[Cryptography] One third IT managers think homomorphic is already here

Caspar Bowden (lists) lists at casparbowden.net
Sun May 4 16:07:56 EDT 2014


(my earlier list replies seem to be hung up in list moderation)

On 04/05/14 21:16, Peter Gutmann wrote:
> Stephan Neuhaus <stephan.neuhaus at tik.ee.ethz.ch> writes:
>> On 2014-05-03, 09:40, Peter Gutmann wrote:
>>> You're looking in the mirror here and seeing people like yourself
>>> making the decisions.  They're not, they're IT managers.  They're
>>> doing the crypto in the cloud, with the keys in the cloud.  After
>>> all, the data's already there, so if you trust the cloud with your
>>> data you can also trust it with your keys.
>> Do you have evidence for that?  You don't have to name it, just say "yes" if
>> you know of examples; I'll believe you, even though it does boggle the mind.
> It shouldn't really boggle the mind, the argument "if you trust the cloud with
> your data you can also trust it with your keys" is one I've heard again and
> again, it may sound strange to a security geek but to an IT manager it makes
> perfect sense.  They may be opposed (at least on principle) to putting
> sensitive data in the cloud, but once the data is there, the keys follow
> naturally.  In any case it's not much different from having your data and keys
> on a dedicated machine in a data centre, it's just a bit more... cloudy.

Although it is true that once the data+keys leave your premises, law 
enforcement could in theory isolate the machine in question and extract 
keys from RAM, the big difference is really when the remote machine 
falls under a foreign jurisdiction.

In that case, a law like FISA allows the service provider to be coerced 
into giving "all facilities and assistance" - in secret - to access an 
unlimited number of non-US Persons' data (with a 702 order), with no 4th 
Amendment probable cause standard, for the general pursuit of the 
foreign policy interests of US (1801(2)b) <https://t.co/wwJ3UNY5s9> 
[slides 13-19]. So if the service provider has means to access to the 
plaintext, that counts. No need for copious quantities of Freon and 
mobile PSUs, just an "ordinary" warrant-serving process - for an 
unlimited number of accounts (or potentially global keyword searches).

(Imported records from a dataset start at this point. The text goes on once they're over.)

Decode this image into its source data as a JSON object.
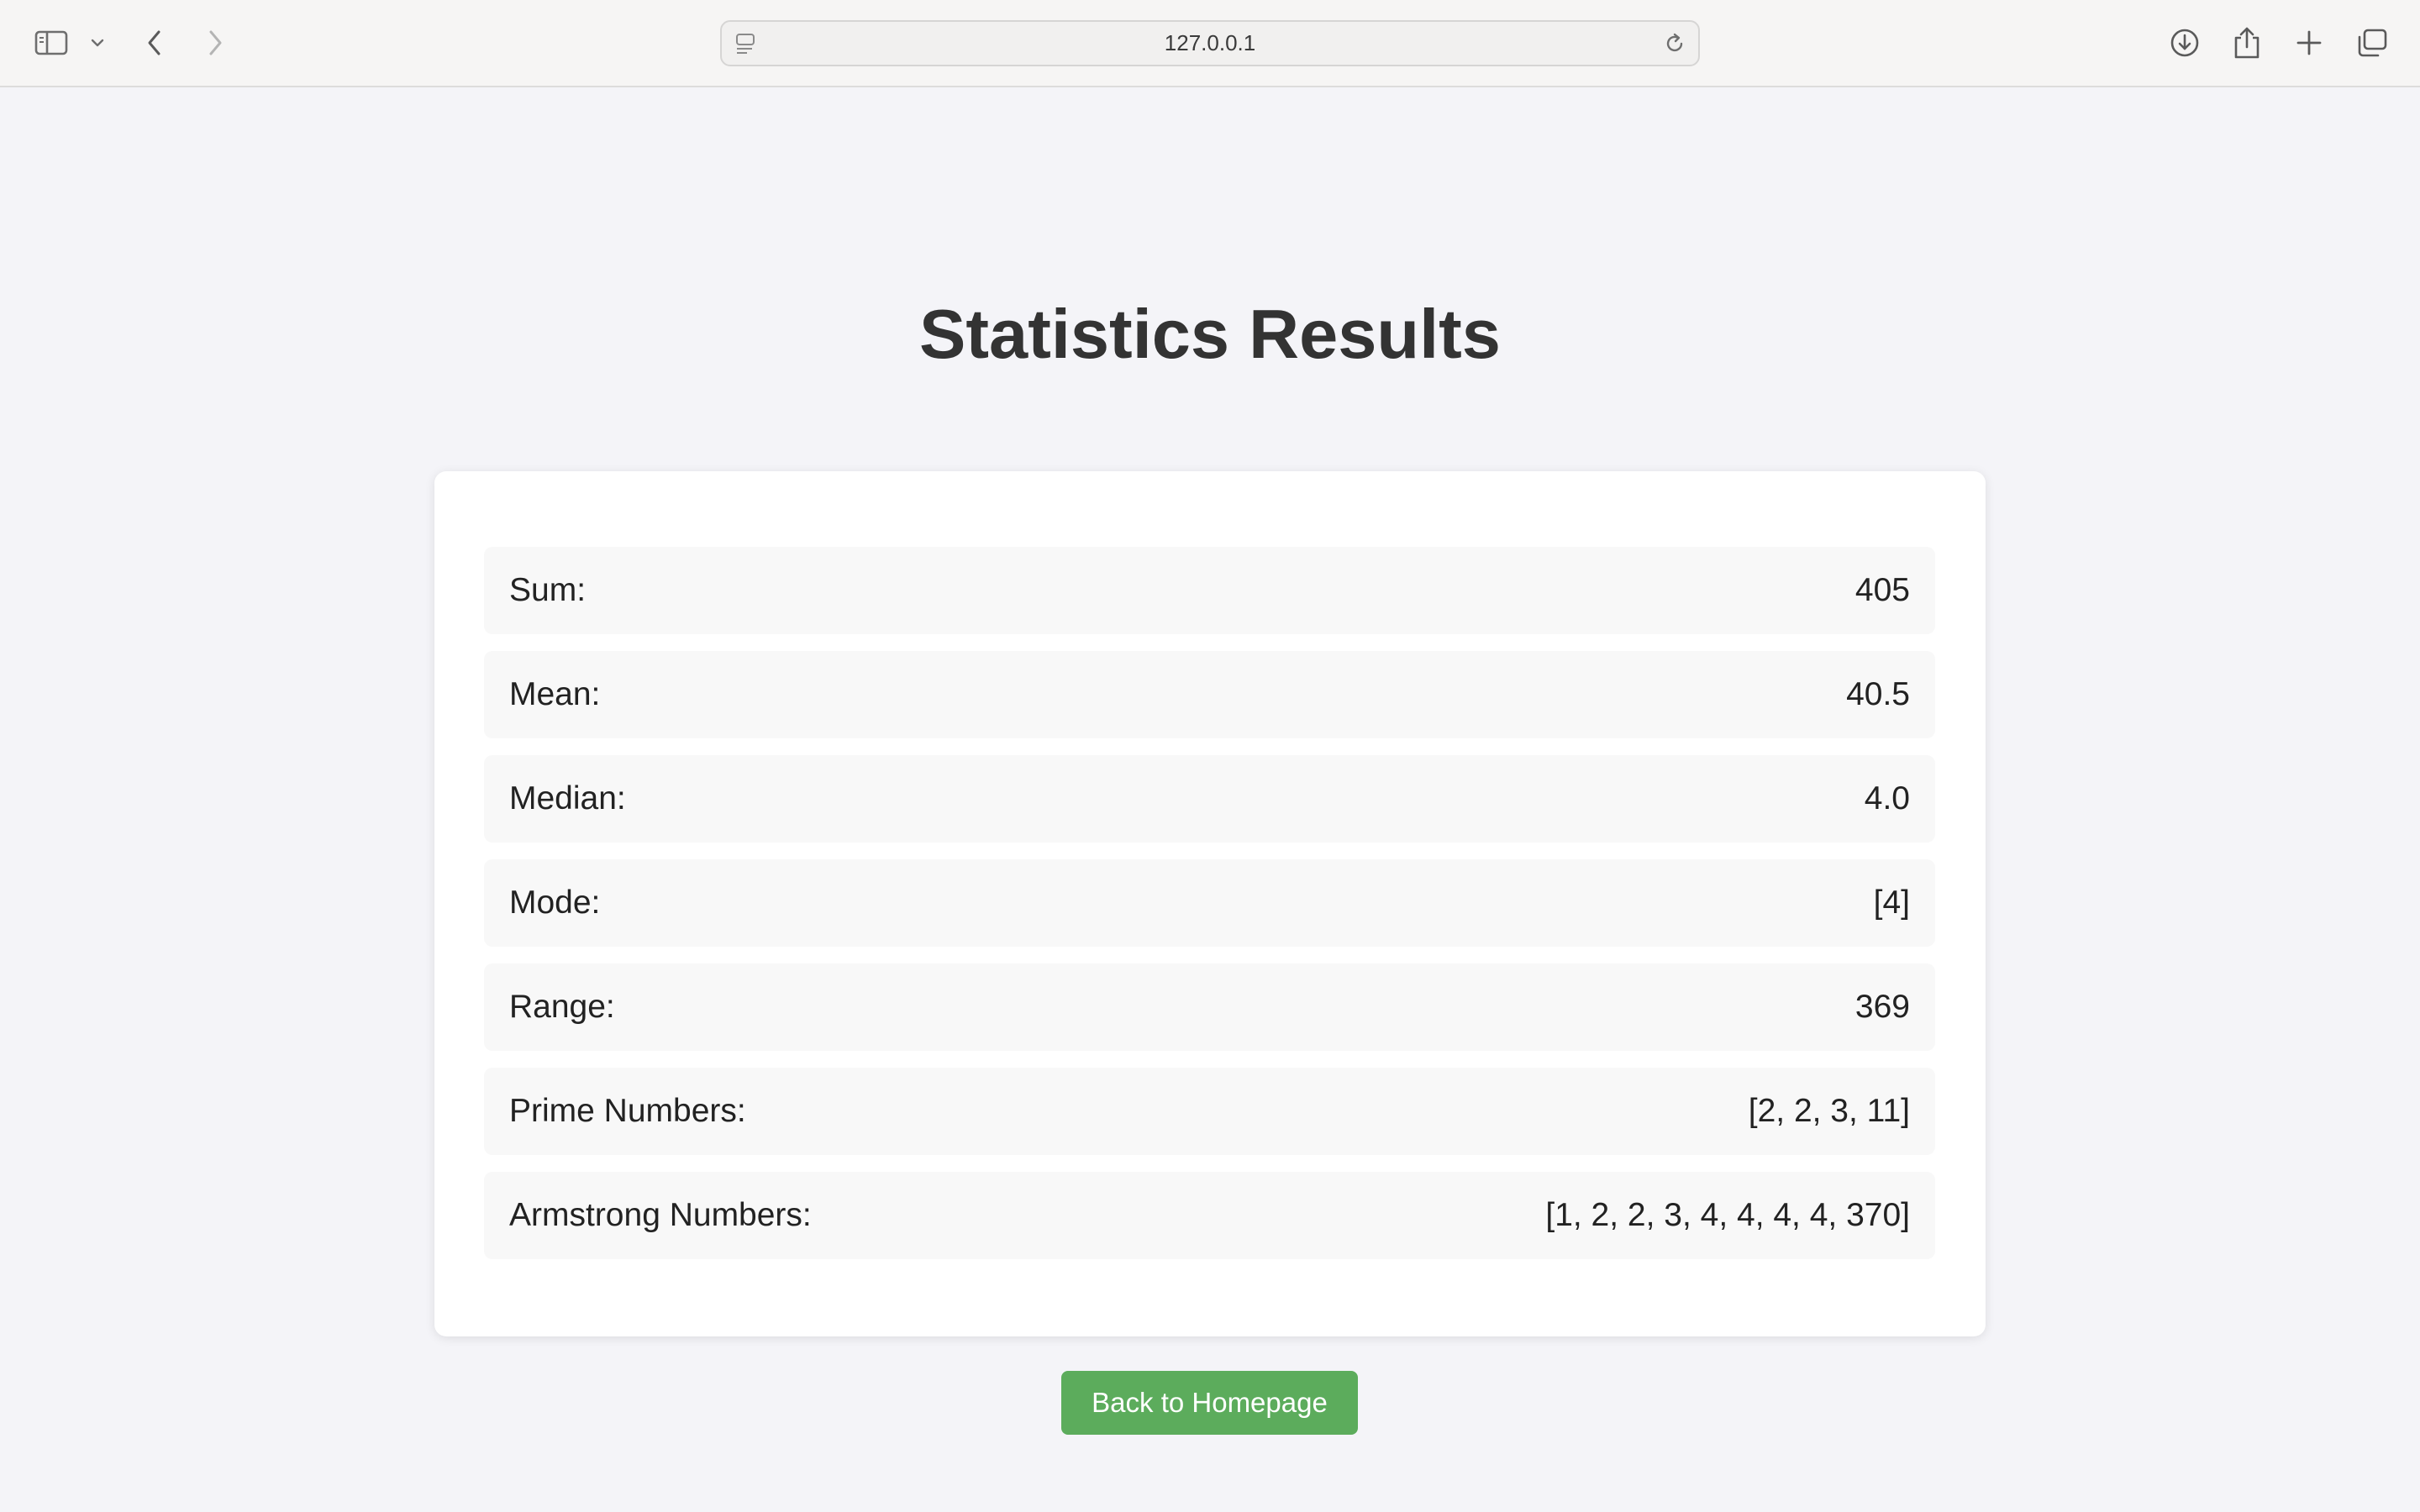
{
  "browser": {
    "url": "127.0.0.1",
    "icons": {
      "sidebar": "sidebar-icon",
      "sidebar_menu": "chevron-down-icon",
      "back": "chevron-left-icon",
      "forward": "chevron-right-icon",
      "page": "page-icon",
      "reload": "reload-icon",
      "downloads": "download-icon",
      "share": "share-icon",
      "new_tab": "plus-icon",
      "tabs": "tab-overview-icon"
    }
  },
  "page": {
    "title": "Statistics Results",
    "stats": [
      {
        "label": "Sum:",
        "value": "405"
      },
      {
        "label": "Mean:",
        "value": "40.5"
      },
      {
        "label": "Median:",
        "value": "4.0"
      },
      {
        "label": "Mode:",
        "value": "[4]"
      },
      {
        "label": "Range:",
        "value": "369"
      },
      {
        "label": "Prime Numbers:",
        "value": "[2, 2, 3, 11]"
      },
      {
        "label": "Armstrong Numbers:",
        "value": "[1, 2, 2, 3, 4, 4, 4, 4, 370]"
      }
    ],
    "back_button": "Back to Homepage"
  },
  "colors": {
    "background": "#f4f4f8",
    "card": "#ffffff",
    "row": "#f8f8f8",
    "button": "#5cac5c",
    "title": "#333333"
  }
}
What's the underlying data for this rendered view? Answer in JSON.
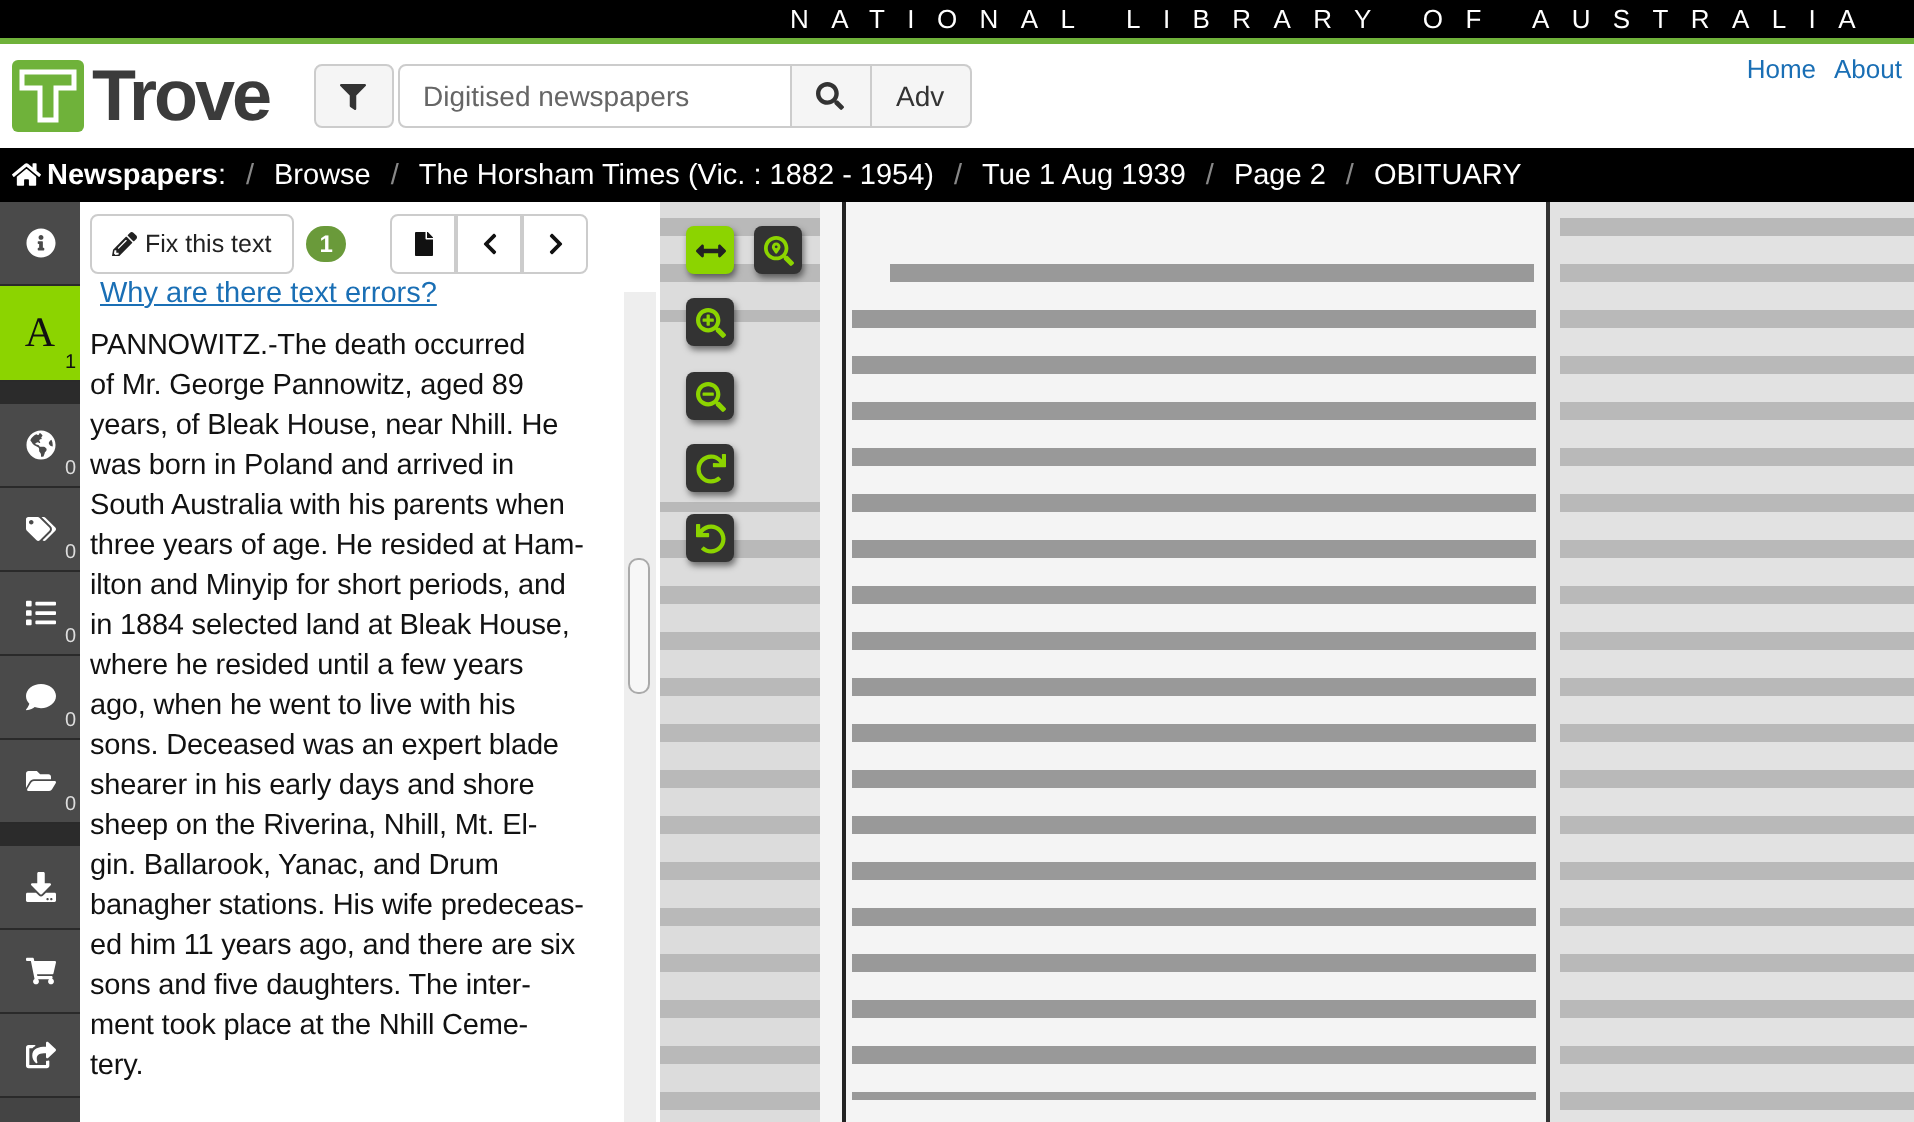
{
  "top_bar": {
    "title": "NATIONAL LIBRARY OF AUSTRALIA"
  },
  "header": {
    "logo_text": "Trove",
    "search": {
      "placeholder": "Digitised newspapers",
      "advanced_label": "Adv"
    },
    "links": [
      "Home",
      "About"
    ]
  },
  "breadcrumb": {
    "root": "Newspapers",
    "root_suffix": ":",
    "separator": "/",
    "items": [
      "Browse",
      "The Horsham Times (Vic. : 1882 - 1954)",
      "Tue 1 Aug 1939",
      "Page 2",
      "OBITUARY"
    ]
  },
  "sidebar": [
    {
      "kind": "tool",
      "selected": false
    },
    {
      "kind": "tool",
      "selected": true,
      "label": "A",
      "count": "1"
    },
    {
      "kind": "separator"
    },
    {
      "kind": "tool",
      "selected": false,
      "count": "0"
    },
    {
      "kind": "tool",
      "selected": false,
      "count": "0"
    },
    {
      "kind": "tool",
      "selected": false,
      "count": "0"
    },
    {
      "kind": "tool",
      "selected": false,
      "count": "0"
    },
    {
      "kind": "tool",
      "selected": false,
      "count": "0"
    },
    {
      "kind": "separator"
    },
    {
      "kind": "tool",
      "selected": false
    },
    {
      "kind": "tool",
      "selected": false
    },
    {
      "kind": "tool",
      "selected": false
    }
  ],
  "text_panel": {
    "fix_button": "Fix this text",
    "correction_count": "1",
    "help_link": "Why are there text errors?",
    "article_lines": [
      "PANNOWITZ.-The death occurred",
      "of Mr. George Pannowitz, aged 89",
      "years, of Bleak House, near Nhill. He",
      "was born in Poland and arrived in",
      "South Australia with his parents when",
      "three years of age. He resided at Ham-",
      "ilton and Minyip for short periods, and",
      "in 1884 selected land at Bleak House,",
      "where he resided until a few years",
      "ago, when he went to live with his",
      "sons. Deceased was an expert blade",
      "shearer in his early days and shore",
      "sheep on the Riverina, Nhill, Mt. El-",
      "gin. Ballarook, Yanac, and Drum",
      "banagher stations. His wife predeceas-",
      "ed him 11 years ago, and there are six",
      "sons and five daughters. The inter-",
      "ment took place at the Nhill Ceme-",
      "tery."
    ]
  },
  "viewer": {
    "tools": [
      {
        "selected": true
      },
      {
        "selected": false
      },
      {
        "selected": false
      },
      {
        "selected": false
      },
      {
        "selected": false
      },
      {
        "selected": false
      }
    ]
  }
}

Altogether there are about 40 such discriminations categorically by 
nationality in US FISA+PATRIOT (another 45 if "Freedom Act" passes) and 
about 2 in Canadian, 10 Australian, 1 NZ, and 0 UK. There's one in 
Germany (G10), which is an embarrassment because such discrimination by 
nationality ought to be illegal under ECHR (and is except that blemish). 
[Most people in Europe think it is odd (to say the least) to think 
foreigners have a lesser human right to privacy than citizens - it is 
part of equal human dignity - and it is part of ECHR jurisprudence since 
1950]

So that makes a big difference when the threats/risk/consequences are 
different for a foreign government looking at the data versus the 
government of the territory where the data originates. Not only can data 
sent to the US be surveilled for literally any purpose (don't believe 
me, see the slides) without due process, and with no rights at all 
compared to substantial if theoretical rights for US Persons, the data 
can also be extracted by remote control from another continent by an 
authorised-but-compelled Cloud operator also. And since this judgement 
<http://www.theguardian.com/technology/2014/apr/29/us-court-microsoft-personal-data-emails-irish-server> 
last week (and probably before in secret and unchallenged long before 
Snowden) for full range of criminal offences, not just spying.